Arabic first showed up in the northwest of the Arabian Peninsula, and according to various sources, its earliest forms date back as early as 2000 BC. However, regular use of the language did not happen until 500 AD. It is a member of the Semitic family of languages – from which it is spoken most widely today. Other native Semitic languages still spoken now include Hebrew, Aramaic, Kurdish, Amharic (Ethiopia), and Tigre (Eritrea).
The word “Arabic” derives from the fact that Arabs are known as ‘nomads’. It was first coined by ancient Greek geographers to describe people living in the Arabian Peninsula. This region is bordered by eastern Egypt, Mesopotamia, and the Anti-Lebanon mountains and northern Syria.
Early sightings of Arabic writing
Although it’s a commonly used script, the origin of Arabic handwriting is highly debated and contested even to this day. Some believe that it started in Al-Hirah, Mesopotamia somewhere between the 4th-7th centuries, while others claim it began much earlier around 110 B.C. to 525 A.D. near Himyar, down south Arabia. In 2014 however, French-Saudi researchers discovered potential evidence during their expedition studying rock carvings at Najran. These could possibly be “the oldest known inscription using the Arabic alphabet”.
The script found carved on stone slabs called stelae is presently estimated to date back to 469 or 470 A.D. Researchers have accordingly stated that the discovery falls in line with a period where there was lack of evidence between Nabataean language and Arabic writing. In fact, what makes the find so crucial is that they discovered a mixed text Nabataean Arabic the first stage of modern day Arabic writing.
Canonisation of the language
Even though Arabic can be traced back to this era, the language has undergone several changes since then. The era between 3rd and 6th century AD represents the period when most of its development happened. Further progress was also made thereafter, in the 7th century, to avoid confusion over how certain words should be read.
The Quran was made into a book during the time of the first Caliph of Islam, Abu Bakr. Several years later, Uthman ibn Affan owned a copy that had dots above some of the Arabic letters. Diacritics such as tashkeel (“formations”) and harakat (“vowel marks”) were hence born from this endeavour.
The spread of Arabic
The central and northern Arabian Peninsula were home to many nomads and traders who spoke various dialects. These ancient languages are thought to be the origins of modern dialects. During the Islamic Conquests in the 7th century, different Arab groups left their homelands carrying their respective languages with them. As a result, the Arabic language rapidly grew spreading throughout the Middle East and neighbouring areas.
Not only did the nomads take their language with them as they migrated west to Northern Africa and the Iberian Peninsula, but also east into present-day China and north to the Taurus Mountains.

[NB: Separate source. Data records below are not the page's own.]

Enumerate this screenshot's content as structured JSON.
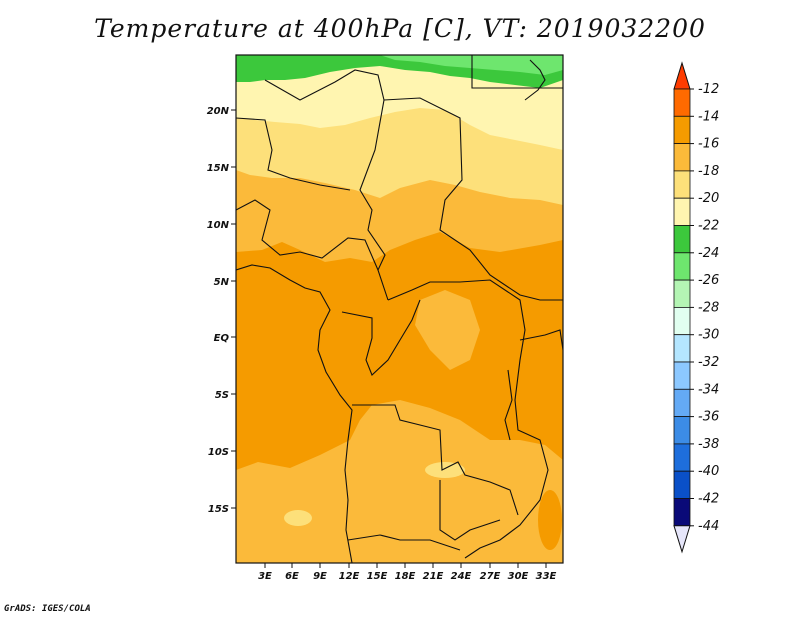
{
  "title": "Temperature at 400hPa [C], VT: 2019032200",
  "credit": "GrADS: IGES/COLA",
  "map": {
    "lat_labels": [
      "20N",
      "15N",
      "10N",
      "5N",
      "EQ",
      "5S",
      "10S",
      "15S"
    ],
    "lon_labels": [
      "3E",
      "6E",
      "9E",
      "12E",
      "15E",
      "18E",
      "21E",
      "24E",
      "27E",
      "30E",
      "33E"
    ]
  },
  "colorbar": {
    "labels": [
      "-12",
      "-14",
      "-16",
      "-18",
      "-20",
      "-22",
      "-24",
      "-26",
      "-28",
      "-30",
      "-32",
      "-34",
      "-36",
      "-38",
      "-40",
      "-42",
      "-44"
    ],
    "colors": {
      "above_-12": "#ff3c00",
      "-14_-12": "#ff6a00",
      "-16_-14": "#f59b00",
      "-18_-16": "#fbba3a",
      "-20_-18": "#fde07a",
      "-22_-20": "#fff5b0",
      "-24_-22": "#3cc83c",
      "-26_-24": "#6ee66e",
      "-28_-26": "#b4f5b4",
      "-30_-28": "#e1fff0",
      "-32_-30": "#b4e6ff",
      "-34_-32": "#8cc8ff",
      "-36_-34": "#64aaf5",
      "-38_-36": "#3c8ce6",
      "-40_-38": "#1e6edc",
      "-42_-40": "#0a50c8",
      "-44_-42": "#0a0a78",
      "below_-44": "#e6e6fa"
    }
  }
}
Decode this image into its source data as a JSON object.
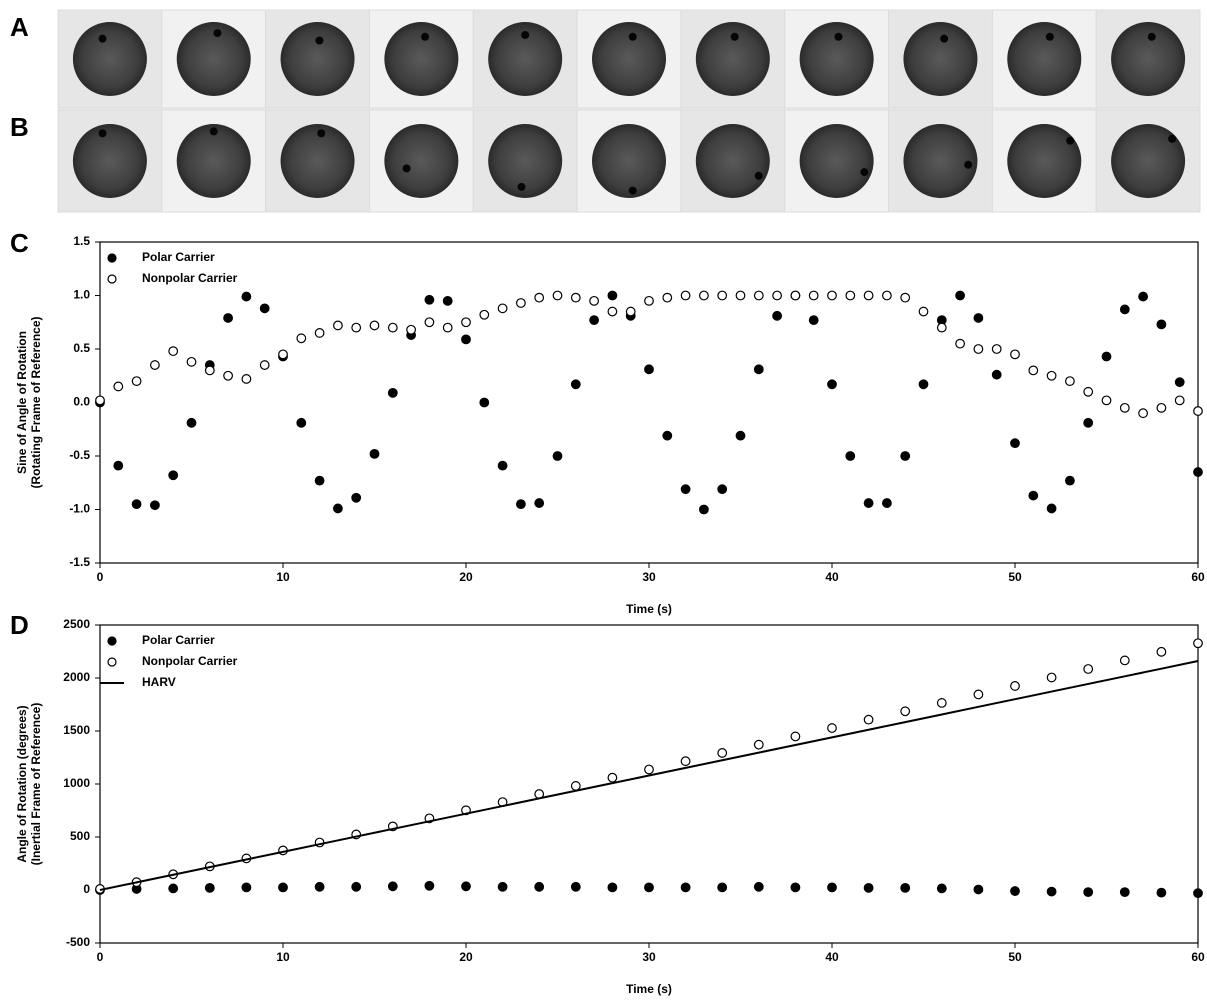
{
  "panel_labels": [
    "A",
    "B",
    "C",
    "D"
  ],
  "chart_data": [
    {
      "type": "scatter",
      "xlabel": "Time (s)",
      "ylabel": [
        "Sine of Angle of Rotation",
        "(Rotating Frame of Reference)"
      ],
      "x": [
        0,
        1,
        2,
        3,
        4,
        5,
        6,
        7,
        8,
        9,
        10,
        11,
        12,
        13,
        14,
        15,
        16,
        17,
        18,
        19,
        20,
        21,
        22,
        23,
        24,
        25,
        26,
        27,
        28,
        29,
        30,
        31,
        32,
        33,
        34,
        35,
        36,
        37,
        38,
        39,
        40,
        41,
        42,
        43,
        44,
        45,
        46,
        47,
        48,
        49,
        50,
        51,
        52,
        53,
        54,
        55,
        56,
        57,
        58,
        59,
        60
      ],
      "series": [
        {
          "name": "Polar Carrier",
          "color": "#000000",
          "marker": "filled",
          "values": [
            0,
            -0.59,
            -0.95,
            -0.96,
            -0.68,
            -0.19,
            0.35,
            0.79,
            0.99,
            0.88,
            0.43,
            -0.19,
            -0.73,
            -0.99,
            -0.89,
            -0.48,
            0.09,
            0.63,
            0.96,
            0.95,
            0.59,
            0,
            -0.59,
            -0.95,
            -0.94,
            -0.5,
            0.17,
            0.77,
            1,
            0.81,
            0.31,
            -0.31,
            -0.81,
            -1,
            -0.81,
            -0.31,
            0.31,
            0.81,
            1,
            0.77,
            0.17,
            -0.5,
            -0.94,
            -0.94,
            -0.5,
            0.17,
            0.77,
            1,
            0.79,
            0.26,
            -0.38,
            -0.87,
            -0.99,
            -0.73,
            -0.19,
            0.43,
            0.87,
            0.99,
            0.73,
            0.19,
            -0.65
          ]
        },
        {
          "name": "Nonpolar Carrier",
          "color": "#000000",
          "marker": "open",
          "values": [
            0.02,
            0.15,
            0.2,
            0.35,
            0.48,
            0.38,
            0.3,
            0.25,
            0.22,
            0.35,
            0.45,
            0.6,
            0.65,
            0.72,
            0.7,
            0.72,
            0.7,
            0.68,
            0.75,
            0.7,
            0.75,
            0.82,
            0.88,
            0.93,
            0.98,
            1,
            0.98,
            0.95,
            0.85,
            0.85,
            0.95,
            0.98,
            1,
            1,
            1,
            1,
            1,
            1,
            1,
            1,
            1,
            1,
            1,
            1,
            0.98,
            0.85,
            0.7,
            0.55,
            0.5,
            0.5,
            0.45,
            0.3,
            0.25,
            0.2,
            0.1,
            0.02,
            -0.05,
            -0.1,
            -0.05,
            0.02,
            -0.08
          ]
        }
      ],
      "xlim": [
        0,
        60
      ],
      "xticks": [
        0,
        10,
        20,
        30,
        40,
        50,
        60
      ],
      "ylim": [
        -1.5,
        1.5
      ],
      "yticks": [
        -1.5,
        {
          "value": -1,
          "label": "-1.0"
        },
        -0.5,
        {
          "value": 0,
          "label": "0.0"
        },
        0.5,
        {
          "value": 1,
          "label": "1.0"
        },
        1.5
      ],
      "legend": "upper left"
    },
    {
      "type": "scatter",
      "xlabel": "Time (s)",
      "ylabel": [
        "Angle of Rotation (degrees)",
        "(Inertial Frame of Reference)"
      ],
      "x": [
        0,
        2,
        4,
        6,
        8,
        10,
        12,
        14,
        16,
        18,
        20,
        22,
        24,
        26,
        28,
        30,
        32,
        34,
        36,
        38,
        40,
        42,
        44,
        46,
        48,
        50,
        52,
        54,
        56,
        58,
        60
      ],
      "series": [
        {
          "name": "Polar Carrier",
          "color": "#000000",
          "marker": "filled",
          "values": [
            0,
            10,
            15,
            20,
            25,
            25,
            30,
            30,
            35,
            40,
            35,
            30,
            30,
            30,
            25,
            25,
            25,
            25,
            30,
            25,
            25,
            20,
            20,
            15,
            5,
            -10,
            -15,
            -20,
            -20,
            -25,
            -30
          ]
        },
        {
          "name": "Nonpolar Carrier",
          "color": "#000000",
          "marker": "open",
          "values": [
            10,
            74,
            148,
            223,
            298,
            373,
            448,
            524,
            600,
            676,
            752,
            829,
            905,
            982,
            1060,
            1137,
            1215,
            1293,
            1371,
            1449,
            1528,
            1607,
            1686,
            1765,
            1845,
            1925,
            2005,
            2085,
            2166,
            2247,
            2328
          ]
        },
        {
          "name": "HARV",
          "color": "#000000",
          "marker": "line",
          "values": [
            0,
            72,
            144,
            216,
            288,
            360,
            432,
            504,
            576,
            648,
            720,
            792,
            864,
            936,
            1008,
            1080,
            1152,
            1224,
            1296,
            1368,
            1440,
            1512,
            1584,
            1656,
            1728,
            1800,
            1872,
            1944,
            2016,
            2088,
            2160
          ]
        }
      ],
      "xlim": [
        0,
        60
      ],
      "xticks": [
        0,
        10,
        20,
        30,
        40,
        50,
        60
      ],
      "ylim": [
        -500,
        2500
      ],
      "yticks": [
        -500,
        0,
        500,
        1000,
        1500,
        2000,
        2500
      ],
      "legend": "upper left"
    }
  ]
}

In Northern Africa, different tribes coming together combined with the various local languages of these varied regions eventually led to the formation of local dialects.

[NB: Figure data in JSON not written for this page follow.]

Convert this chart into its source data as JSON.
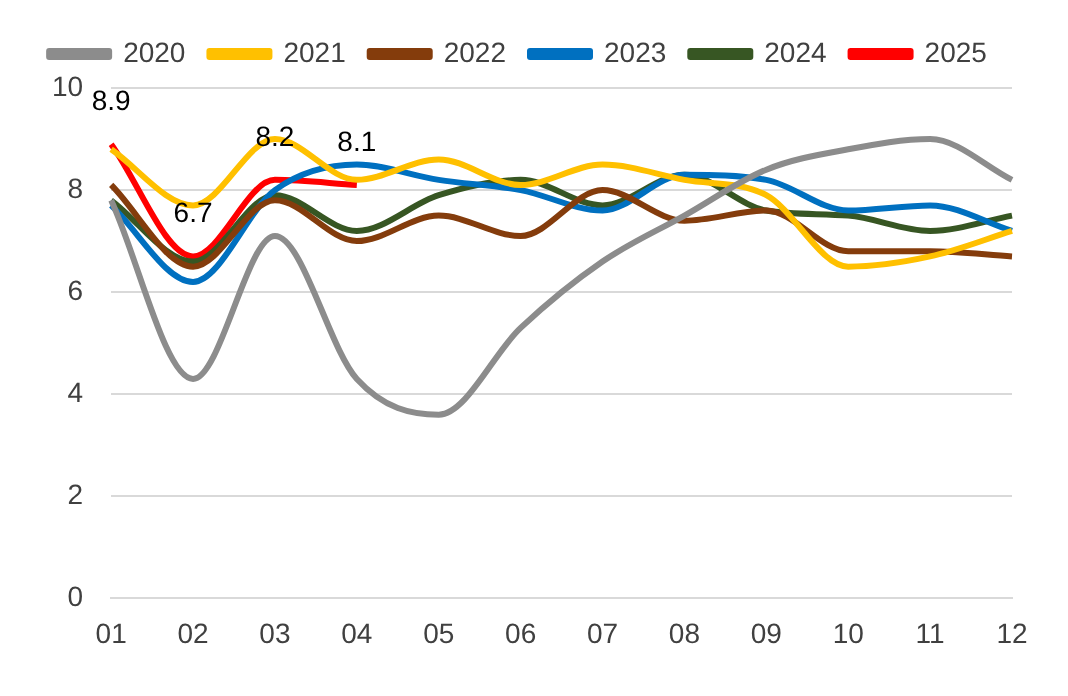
{
  "chart_data": {
    "type": "line",
    "categories": [
      "01",
      "02",
      "03",
      "04",
      "05",
      "06",
      "07",
      "08",
      "09",
      "10",
      "11",
      "12"
    ],
    "series": [
      {
        "name": "2020",
        "color": "#8c8c8c",
        "values": [
          7.8,
          4.3,
          7.1,
          4.3,
          3.6,
          5.3,
          6.6,
          7.5,
          8.4,
          8.8,
          9.0,
          8.2
        ]
      },
      {
        "name": "2021",
        "color": "#ffc000",
        "values": [
          8.8,
          7.7,
          9.0,
          8.2,
          8.6,
          8.1,
          8.5,
          8.2,
          7.9,
          6.5,
          6.7,
          7.2
        ]
      },
      {
        "name": "2022",
        "color": "#843c0c",
        "values": [
          8.1,
          6.5,
          7.8,
          7.0,
          7.5,
          7.1,
          8.0,
          7.4,
          7.6,
          6.8,
          6.8,
          6.7
        ]
      },
      {
        "name": "2023",
        "color": "#0070c0",
        "values": [
          7.7,
          6.2,
          8.0,
          8.5,
          8.2,
          8.0,
          7.6,
          8.3,
          8.2,
          7.6,
          7.7,
          7.2
        ]
      },
      {
        "name": "2024",
        "color": "#375623",
        "values": [
          7.8,
          6.6,
          7.9,
          7.2,
          7.9,
          8.2,
          7.7,
          8.3,
          7.6,
          7.5,
          7.2,
          7.5
        ]
      },
      {
        "name": "2025",
        "color": "#ff0000",
        "values": [
          8.9,
          6.7,
          8.2,
          8.1,
          null,
          null,
          null,
          null,
          null,
          null,
          null,
          null
        ],
        "value_labels": [
          "8.9",
          "6.7",
          "8.2",
          "8.1",
          null,
          null,
          null,
          null,
          null,
          null,
          null,
          null
        ]
      }
    ],
    "ylim": [
      0,
      10
    ],
    "yticks": [
      0,
      2,
      4,
      6,
      8,
      10
    ],
    "grid": "y",
    "legend": "top",
    "marker": "none",
    "line_style": "solid"
  }
}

Influence on other languages
The role of Bagdad
The Arabic language played a critical role in the cultural exchanges that took place along the Silk Roads, particularly among Muslim scholars. Beginning in the 8th century, Baghdad became one of the world’s major centers of learning under Abbasid rule (750-1258 A.D.). By that time, Arabic literature flourished during this period as linguistic studies reached new heights of sophistication.

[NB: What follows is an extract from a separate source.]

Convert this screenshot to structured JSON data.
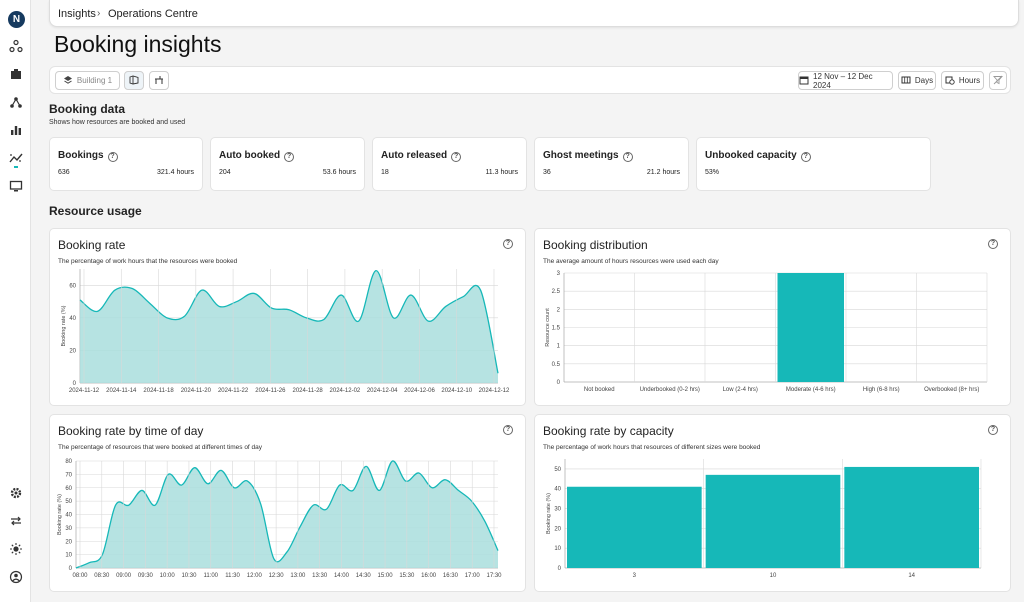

Various efforts to translate from different sources made Arabic the most suitable scholarly language of choice in disciplines such as philosophy, mathematics, medicine, geography, astronomy and various branches of science. Consequently, many words that were borrowed during this time frame were easily able to be assimilated into Arabic and later sent out to other languages. Therefore, because it became the main diffusion language along the Silk Roads due to diverse interactions and cooperation among many domains, its popularity only increased over time.
After the Arabic conquests
After the Arab conquest, Spanish and Portuguese had direct contact with Arabic, leading to a large number of words being borrowed from Arabic into these languages. This was also true for Asian and African languages such as Urdu, Turkish, Farsi, and Hausa which served as both the language of Islam and a medium of culture during that time.
European Crusaders from a variety of linguistic backgrounds interacted with Arabs and acquired words relating to food, clothing, and other aspects of their daily lives. As Europe emerged from its dark ages, it looked to Arabic writings for knowledge and rediscovered classical Greek and Latin texts that had been preserved in Arabic translations.
The Arabic script has been used for other languages as well – Hausa, Kashmiri, Kazak, Kurdish, Kyrgyz, Malayalam Morisco, Pashto, Persian/Farsi, Punjabi, Sindhi, Tatar, Turkish Uyghur and Urdu. Some of these have switched to Latin script while Persian, Urdu, Central Kurdish/Sorani, Pashto and Uyghur all kept the Arabic script.